New data are initially entered into an editorial copy of the database distinct from the copy viewable through the public web interface. Each week, the editorial copy containing the new data are packaged and collected into a central repository at Roslin. The mirror sites then extract the new copy of the data and install it into the publicly viewable database.
The data
The database consolidates all genome data for a particular species in a central resource. These data include locus/marker data, references/papers, authors, genetic (linkage) map assignments, cytogenetic assignments, experiments, experimental techniques and results, PCR primer information, PCR conditions, hybridisation conditions and enzyme information. We also have the structures for radiation hybrid maps, somatic cell hybrid maps and all supporting data (chromosome content of hybrid probes, locus hybridisations and concordance/correlation summaries). Full cross-referencing of the data allows the user to trace data from the maps, through experiments back to the original papers and primary data sources. Hot links are provided to other data sources such as the EMBL/GenBank databases, SWISS-PROT and MEDLINE (PubMed).
There are four key data types in ARKdb: references, loci, experiments and maps (Table 2).
Table 2. ARKdb genome databases: contentsa.
Database |
Number of references |
Number of
loci |
Number of experiments |
ARKdb-pig | 906 | 2094 | 3075 |
ARKdb-chicken | 443 | 2345 | 2264 |
ARKdb-sheep | 503 | 1464 | 2873 |
ARKdb-cattle | 437 | 2542 | 5790 |
ARKdb-horse | 158 | 683 | 882 |
ARKdb-deer | 161 | 231 | 416 |
ARKdb-tilapia | 241 | 243 | 135 |
ARKdb-salmon | 70 | 156 | 226 |
ARKdb-cat | 56 | 150 | 144 |
ARKdb-turkey | 16 | 101 | 138 |
aSummary contents on September 1, 2000.
References
As the stored information has been extracted from the published literature, each observation is attributed to a reference or source. Details of the publication (title, authors, journal or other source) and a brief abstract are stored and links are maintained to MEDLINE (PubMed).
Loci
Since the ARKdb genome databases have been developed to support genome mapping projects loci are key objects. Unfortunately, in the current implementation the definition or resolution of loci is limited. Thus, for example, multiple polymorphic nucleotide or restriction enzyme recognition sites within a single transcription unit or gene are regarded as a single locus.

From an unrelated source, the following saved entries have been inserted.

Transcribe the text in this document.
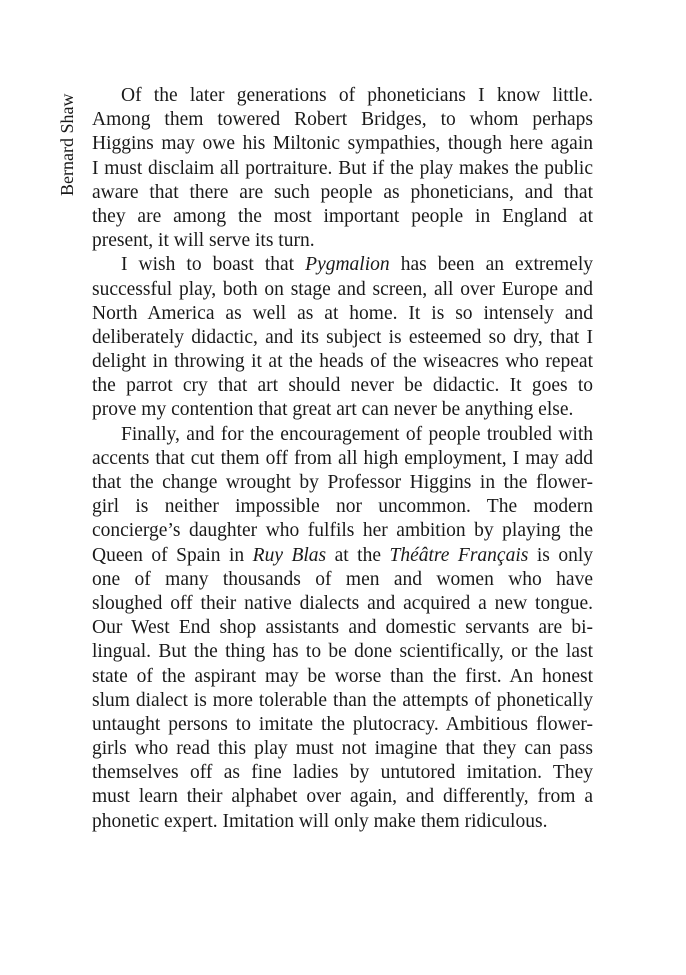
Bernard Shaw	Of the later generations of phoneticians I know little.
Among them towered Robert Bridges, to whom perhaps
Higgins may owe his Miltonic sympathies, though here again
I must disclaim all portraiture. But if the play makes the public
aware that there are such people as phoneticians, and that
they are among the most important people in England at
present, it will serve its turn.
I wish to boast that Pygmalion has been an extremely
successful play, both on stage and screen, all over Europe and
North America as well as at home. It is so intensely and
deliberately didactic, and its subject is esteemed so dry, that I
delight in throwing it at the heads of the wiseacres who repeat
the parrot cry that art should never be didactic. It goes to
prove my contention that great art can never be anything else.
Finally, and for the encouragement of people troubled with
accents that cut them off from all high employment, I may add
that the change wrought by Professor Higgins in the flower-
girl is neither impossible nor uncommon. The modern
concierge’s daughter who fulfils her ambition by playing the
Queen of Spain in Ruy Blas at the Théâtre Français is only
one of many thousands of men and women who have
sloughed off their native dialects and acquired a new tongue.
Our West End shop assistants and domestic servants are bi-
lingual. But the thing has to be done scientifically, or the last
state of the aspirant may be worse than the first. An honest
slum dialect is more tolerable than the attempts of phonetically
untaught persons to imitate the plutocracy. Ambitious flower-
girls who read this play must not imagine that they can pass
themselves off as fine ladies by untutored imitation. They
must learn their alphabet over again, and differently, from a
phonetic expert. Imitation will only make them ridiculous.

Similarly, a locus revealed by in situ hybridisation with a cloned coding sequence is treated as synonymous with a polymorphic site within the same gene. In the original design, no provision was made directly for locus accession numbers. However, each locus has a unique identifier (uid) within the database. Although loci/markers are retrieved solely by symbol, a search with an old locus symbol will retrieve the correct locus complete with its currently accepted symbol and any aliases. Thus data are never ‘lost’ to a researcher when a locus symbol changes. The locus symbol or name defined in the original paper is recorded initially, but this may subsequently be changed to conform to the species nomenclature rules. As the resolution of mapping in the target species improves we will need to refine the locus aspect of the ARKdb model.
Experiments
ARKdb records details of experimental methods and results. For example, for a fluorescence in situ hybridisation (FISH) experiment details of the method: probe, hybridisation conditions and banding treatment of the chromosomes may be stored, depending on the available information. For probes, details of the clone from which it was developed and the DNA library from which the clone itself was developed may be recorded. The details of the results of a FISH experiment may include the chromosomal localisation (chromosome arm, bands, FLPter values). For some experiments there is only a method, e.g. a description of a polymorphic marker. For others, only the results are stored, e.g. for linkage data (two point linkage results and linkage maps).
Maps
Cytogenetic, linkage and radiation hybrid maps are stored. Multiple maps of the same chromosome or of different chromosomes in different species can be displayed and compared using the Anubis map viewer (Fig. 1). Anubis generates the map displays from the latest data stored in the database(s), a capability most readily revealed with the cytogenetic maps where the map objects are mapped relative to common chromosomal landmarks—chromosome bands. Because the maps are generated ‘on-the-fly’, as new loci are mapped, the data are instantly available for viewing. Where loci are mapped in separate experiments to different positions, the data are handled in one of two ways. Wherever possible, an editorial decision will be made as to which of the locations is the more reliable. If this distinction can be made then the most reliable position is noted as such within the database and this datum will be used when drawing map images. If no distinction can be made, the map displayed will flag the locus symbol with a question mark. Since each locus symbol tag on the map is a ‘hot link’ to the locus details, the disparate mapping data can be readily retrieved. For the linkage and radiation hybrid maps where the loci or markers are mapped in relation to one another a particular published linkage map will not change but rather may be replaced with a new map that includes the additional data. In this case, the differentiation between conflicting map locations is not necessary. The older linkage maps are stored and can be compared with the newer maps using Anubis.
IMPLEMENTATION
The ARKdb generic single species database model has been implemented for genome mapping data from 10 species. These are pig, chicken, sheep, cattle, horse, deer, turkey, cat, salmon and tilapia (Table 3). The full cluster of ARKdb databases are mounted on the genome server at the Roslin Institute (http://www.thearkdb.org) with subsets mounted at Texas A&M University and at Iowa State University in the USA.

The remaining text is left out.